Attention now shifts to the Travis County Commissioners Court, where Travis Commissioners will vote Tuesday on whether to grant a $745,000 “economic development grant” to HID Global, a Irvine, Calif.-based maker of secure-identity equipment. Texas Governor Rick Perry has already announced $1.9 million in incentives for the company from the Texas Enterprise Fund.
A key question is whether HID should be able to earn the city and county incentives if it hires residents who live in nearby counties. The “local” employee issue recently emerged as city staffers confirmed the incentives package only requires the company to hire the employees from the five-county Austin Metropolitan Statistical Area, meaning workers could come from outside Austin and Travis County. Travis County Commissioner Pct. 2 Commissioner Sarah Eckhardt has promised to vote against the deal if at least 50 percent of the facility’s workforce is not hired from Travis County – with substantial portions of that group drawn from economically disadvantaged zip codes (see In Fact Daily, Sept. 26, 2012).
On Thursday, Council members returned to what has become a recently familiar discussion: A Council mandate that construction workers who build the facilities that come with economic development incentives be paid at least a prevailing wage. Council Member Laura Morrison, who drew support from Council Members Martinez and Kathie Tovo, introduced the idea. The trio make up a committee that has been dealing with such questions.
Riley summed up the other side of the argument. “I absolutely support a prevailing wage for construction workers, and I’m hopeful that we’ll get to a recommendation along those lines from the committee, and I expect to support that as being part of our policy,” Riley said. “But unfortunately, that’s not where we are tonight. We haven’t gone through that process; we haven’t adopted that this is standard policy.”
Riley went on to suggest that the only process he and his colleagues had gone through was the one in front of them. “I am very reluctant to put at risk an economic development agreement that offers very significant benefits for the very workers that we’re all concerned about.”
It quickly became evident that the discussion of the specifics of the HID deal could not be extricated from the broader questions of just what it is that the city wants out of it economic incentives packages. For Council Member Bill Spelman that means a well-vetted, set policy that lays out exactly what Council expects of its economic development applicants.
Martinez disagreed. “I don’t want to put any notion out there that I think we can come up with a policy that this council is never going to have to worry about again,” he said. “In fact, if we could, none of us would be here tonight.”
Martinez went on to explain just how difficult he sees the balancing act involved in creating economic development incentives. “There are a lot of competing values, and there are a lot of good folks in this room on many sides of this issue,” he said. “We’ve got a great company that’s bringing in some sorely need jobs for the hard-to-employ and the under employed.

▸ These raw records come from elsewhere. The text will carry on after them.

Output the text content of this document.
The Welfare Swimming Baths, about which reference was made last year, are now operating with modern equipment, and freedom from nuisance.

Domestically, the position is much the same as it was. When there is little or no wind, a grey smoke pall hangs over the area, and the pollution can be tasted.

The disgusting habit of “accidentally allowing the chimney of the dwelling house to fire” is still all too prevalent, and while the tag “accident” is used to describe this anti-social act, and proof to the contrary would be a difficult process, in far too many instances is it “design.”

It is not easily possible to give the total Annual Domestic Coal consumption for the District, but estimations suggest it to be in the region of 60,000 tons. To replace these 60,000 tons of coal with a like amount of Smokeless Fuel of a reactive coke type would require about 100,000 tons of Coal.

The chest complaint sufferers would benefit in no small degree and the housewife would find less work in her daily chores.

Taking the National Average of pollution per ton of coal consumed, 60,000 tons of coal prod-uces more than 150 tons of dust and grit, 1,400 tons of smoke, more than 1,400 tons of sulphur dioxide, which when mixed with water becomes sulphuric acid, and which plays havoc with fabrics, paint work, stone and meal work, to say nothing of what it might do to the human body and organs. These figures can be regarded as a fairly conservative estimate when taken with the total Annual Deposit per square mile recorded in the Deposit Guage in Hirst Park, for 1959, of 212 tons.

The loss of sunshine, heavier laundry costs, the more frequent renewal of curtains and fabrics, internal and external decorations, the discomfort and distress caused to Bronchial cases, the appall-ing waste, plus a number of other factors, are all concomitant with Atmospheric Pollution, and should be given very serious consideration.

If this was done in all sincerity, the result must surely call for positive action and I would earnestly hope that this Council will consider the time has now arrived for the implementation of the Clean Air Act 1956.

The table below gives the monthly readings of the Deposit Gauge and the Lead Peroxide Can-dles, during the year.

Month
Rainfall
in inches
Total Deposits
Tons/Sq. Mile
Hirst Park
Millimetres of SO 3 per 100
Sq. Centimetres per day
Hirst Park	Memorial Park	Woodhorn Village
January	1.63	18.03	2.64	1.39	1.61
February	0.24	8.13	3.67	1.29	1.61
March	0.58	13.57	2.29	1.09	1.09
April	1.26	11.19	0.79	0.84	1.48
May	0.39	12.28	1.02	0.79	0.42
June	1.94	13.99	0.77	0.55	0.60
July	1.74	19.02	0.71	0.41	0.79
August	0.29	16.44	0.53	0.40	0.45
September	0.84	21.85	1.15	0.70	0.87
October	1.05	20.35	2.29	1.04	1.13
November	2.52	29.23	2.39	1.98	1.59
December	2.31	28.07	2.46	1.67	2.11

We’ve got a workforce, we’ve got contractors who are doing everything they can to try to be good contractors, good actors, pay their employees well, provide them with necessary benefits, but also maintain a competitive edge.
“And then we have our workforce,” Martinez continued, “who are doing everything they can to lift themselves up and provide opportunities for themselves and their families. These are serious competing interests.”
The success of the HID deal would seem to hinge on the Tuesday vote in Commissioners Court. HID Vice President of Supply Chain Kevin Teehan refused comment until then.